The Valiant Navion system has been approved for the minimally invasive repair of all lesions of the descending thoracic aorta, including thoracic aortic aneurysms (TAA), blunt thoracic aortic injuries (BTAI), penetrating atherosclerotic ulcers (PAU), intramural hematomas (IMH), and aortic type B dissections (TBAD).

Medtronic said until now, patients with small iliac arteries were considered ineligible for thoracic endovascular aneurysm repair (TEVAR) or required adjunctive procedures to accommodate calcification and tortuosity concerns.

The Valiant Navion system enables more patients to percutaneous procedure and overcome anatomical concerns and offers a less invasive approach of treatment compared to surgical cut-down procedures.

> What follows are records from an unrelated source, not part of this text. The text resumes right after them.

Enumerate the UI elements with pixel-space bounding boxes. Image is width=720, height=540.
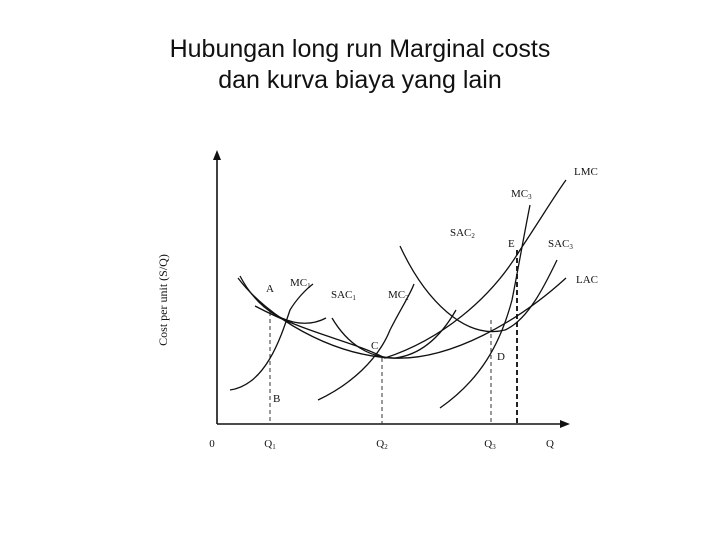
mc2-curve — [317, 283, 415, 401]
lac-label: LAC — [576, 274, 598, 286]
y-axis-arrowhead — [213, 150, 221, 160]
sac3-label: SAC3 — [548, 238, 573, 251]
point-a-label: A — [266, 283, 274, 295]
sac1-label: SAC1 — [331, 289, 356, 302]
mc1-curve — [229, 283, 314, 391]
x-tick-q3: Q3 — [484, 438, 496, 451]
slide-title: Hubungan long run Marginal costs dan kur… — [0, 34, 720, 96]
mc3-curve — [439, 204, 531, 409]
mc3-label: MC3 — [511, 188, 532, 201]
sac3-curve — [399, 245, 558, 333]
lmc-label: LMC — [574, 166, 598, 178]
x-axis-label: Q — [546, 438, 554, 450]
x-tick-q2: Q2 — [376, 438, 388, 451]
point-c-label: C — [371, 340, 378, 352]
title-line-2: dan kurva biaya yang lain — [218, 66, 502, 94]
x-tick-q1: Q1 — [264, 438, 276, 451]
y-axis-label: Cost per unit (S/Q) — [156, 254, 170, 346]
mc2-label: MC2 — [388, 289, 409, 302]
origin-label: 0 — [209, 438, 215, 450]
title-line-1: Hubungan long run Marginal costs — [169, 35, 551, 63]
sac1-curve — [239, 275, 327, 324]
point-d-label: D — [497, 351, 505, 363]
point-e-label: E — [508, 238, 515, 250]
point-b-label: B — [273, 393, 280, 405]
x-axis-arrowhead — [560, 420, 570, 428]
lmc-curve — [254, 179, 567, 359]
sac2-label: SAC2 — [450, 227, 475, 240]
mc1-label: MC1 — [290, 277, 311, 290]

The lower-profile evolution of Valiant Captivia thoracic stent graft system is claimed to have been used in more than 100,000 patients globally.

Valiant Navion is built on the design philosophy of the Valiant Captivia system for enhanced performance and increased patient applicability.

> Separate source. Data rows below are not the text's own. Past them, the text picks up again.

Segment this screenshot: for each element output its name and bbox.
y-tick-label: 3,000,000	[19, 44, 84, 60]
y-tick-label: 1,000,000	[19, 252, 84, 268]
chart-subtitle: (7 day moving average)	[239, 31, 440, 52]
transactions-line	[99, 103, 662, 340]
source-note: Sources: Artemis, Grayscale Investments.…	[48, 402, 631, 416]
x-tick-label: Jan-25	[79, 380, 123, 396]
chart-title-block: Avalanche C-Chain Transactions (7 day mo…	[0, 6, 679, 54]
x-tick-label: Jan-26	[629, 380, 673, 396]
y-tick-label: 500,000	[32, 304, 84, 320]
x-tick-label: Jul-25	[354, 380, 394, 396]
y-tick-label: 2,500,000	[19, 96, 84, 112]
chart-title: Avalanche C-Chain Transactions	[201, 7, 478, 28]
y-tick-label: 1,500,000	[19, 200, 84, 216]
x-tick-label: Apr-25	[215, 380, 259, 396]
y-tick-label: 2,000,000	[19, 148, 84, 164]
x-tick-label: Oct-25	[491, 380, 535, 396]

The system includes CoveredSeal (proximal covered) and FreeFlo (proximal bare metal) stent configurations, offering physicians with two graft options for treating varying patient anatomies and pathologies.

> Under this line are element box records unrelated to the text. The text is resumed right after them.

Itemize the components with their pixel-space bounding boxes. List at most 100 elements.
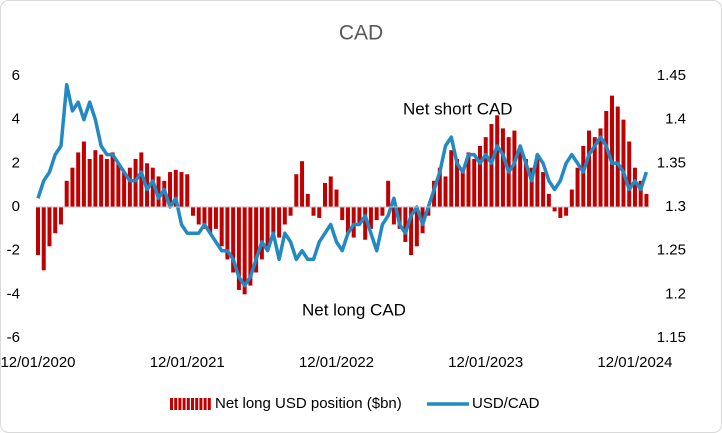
bar bbox=[231, 207, 236, 273]
bar bbox=[259, 207, 264, 260]
bar bbox=[564, 207, 569, 216]
legend-swatch bbox=[195, 398, 199, 410]
bar bbox=[477, 145, 482, 207]
annotation: Net long CAD bbox=[302, 300, 406, 319]
bar bbox=[58, 207, 63, 225]
bar bbox=[271, 207, 276, 234]
bar bbox=[41, 207, 46, 271]
bar bbox=[610, 95, 614, 207]
bar bbox=[127, 167, 132, 207]
bar bbox=[512, 130, 517, 207]
legend-swatch bbox=[199, 398, 203, 410]
legend-swatch bbox=[182, 398, 186, 410]
y2-tick-label: 1.35 bbox=[657, 154, 686, 171]
bar bbox=[323, 182, 327, 207]
y2-tick-label: 1.2 bbox=[665, 285, 686, 302]
y2-tick-label: 1.25 bbox=[657, 242, 686, 259]
y-tick-label: 0 bbox=[12, 198, 20, 215]
bar bbox=[179, 172, 184, 207]
legend-label: USD/CAD bbox=[472, 395, 540, 412]
bar bbox=[173, 169, 178, 207]
bar bbox=[466, 152, 471, 207]
legend-swatch bbox=[203, 398, 207, 410]
legend-swatch bbox=[178, 398, 182, 410]
bar bbox=[380, 207, 385, 216]
bar bbox=[569, 189, 574, 207]
bar bbox=[535, 154, 540, 207]
bar bbox=[518, 150, 523, 207]
bar bbox=[455, 158, 460, 207]
bar bbox=[242, 207, 247, 295]
bar bbox=[632, 167, 637, 207]
bar bbox=[587, 130, 592, 207]
bar bbox=[294, 174, 299, 207]
bar bbox=[495, 115, 500, 207]
bar bbox=[168, 172, 173, 207]
legend-swatch bbox=[207, 398, 211, 410]
bar bbox=[414, 207, 419, 247]
bar bbox=[93, 150, 98, 207]
y-tick-label: -2 bbox=[7, 242, 20, 259]
bar bbox=[87, 158, 92, 207]
bar bbox=[489, 124, 494, 207]
bar bbox=[139, 152, 144, 207]
bar bbox=[282, 207, 287, 225]
bar bbox=[150, 167, 155, 207]
bar bbox=[202, 207, 207, 229]
bar bbox=[53, 207, 58, 234]
bar bbox=[305, 193, 310, 207]
bar bbox=[219, 207, 224, 247]
bar bbox=[133, 158, 138, 207]
bar bbox=[345, 207, 350, 234]
x-tick-label: 12/01/2023 bbox=[448, 354, 523, 371]
bar bbox=[472, 158, 477, 207]
bar bbox=[604, 110, 609, 207]
bar bbox=[311, 207, 316, 216]
bar bbox=[265, 207, 270, 247]
bar bbox=[277, 207, 282, 238]
bar bbox=[552, 207, 557, 212]
bar bbox=[575, 167, 580, 207]
y-tick-label: -6 bbox=[7, 329, 20, 346]
bar bbox=[248, 207, 253, 286]
bar bbox=[386, 180, 391, 207]
bar bbox=[99, 154, 104, 207]
y2-tick-label: 1.3 bbox=[665, 198, 686, 215]
bar bbox=[523, 158, 528, 207]
bar bbox=[104, 158, 109, 207]
bar bbox=[598, 128, 603, 207]
bar bbox=[300, 161, 305, 207]
bar bbox=[357, 207, 362, 225]
legend-swatch bbox=[186, 398, 190, 410]
legend-swatch bbox=[170, 398, 173, 410]
bar bbox=[81, 141, 86, 207]
legend-swatch bbox=[174, 398, 178, 410]
bar bbox=[592, 137, 597, 207]
bar bbox=[529, 167, 534, 207]
line bbox=[36, 82, 649, 288]
y2-tick-label: 1.45 bbox=[657, 67, 686, 84]
bar bbox=[644, 193, 649, 207]
bar bbox=[483, 137, 488, 207]
y-tick-label: -4 bbox=[7, 285, 20, 302]
bar bbox=[76, 152, 81, 207]
bar bbox=[64, 180, 69, 207]
x-tick-label: 12/01/2022 bbox=[299, 354, 374, 371]
bar bbox=[185, 174, 190, 207]
bar bbox=[236, 207, 241, 290]
bar bbox=[449, 150, 454, 207]
bar bbox=[615, 106, 620, 207]
bar bbox=[156, 176, 161, 207]
bar bbox=[460, 167, 465, 207]
bar bbox=[116, 163, 121, 207]
bar bbox=[546, 193, 551, 207]
bar bbox=[36, 207, 40, 256]
y2-tick-label: 1.15 bbox=[657, 329, 686, 346]
bar bbox=[225, 207, 230, 260]
legend-swatch bbox=[191, 398, 194, 410]
chart-title: CAD bbox=[339, 22, 383, 45]
bar bbox=[196, 207, 201, 225]
bar bbox=[437, 167, 442, 207]
bar bbox=[317, 207, 322, 218]
y-tick-label: 6 bbox=[12, 67, 20, 84]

Medtronic cardiac and vascular group, aortic business vice president and general manager John Farquhar said: “Our focus at Medtronic continues to be on advancing the treatment of complex aortic disease to improve outcomes and extend life.

“This FDA approval now makes it possible for more patients with thoracic aortic disease to receive endovascular repair. This therapy is truly a testament to our more than 20 years of clinical and engineering insights, and we look forward to making it available to those in need.”

The company stated that the FDA had given its approval after a 30-day primary endpoint analysis of 87 subjects consecutively enrolled in the international, multicenter, prospective investigational device exemption (IDE) study analyzing the safety and efficacy of Valiant Navion in subjects with thoracic aortic aneurysm (TAA) and Penetrating atherosclerotic aortic ulcer (PAU).

The study included real-world patient population with 37.9% female enrollment and 71.3% subjects with severe to life-threatening systemic disease (ASA physical status classification III/IV).

Results from the study showed low rates of peri-operative mortality at 2.3% (2/87) and secondary procedures at 2.3% (2/87). The rate of Type Ia endoleaks was 1.2% (1/87) with imaging follow-up, after one-month.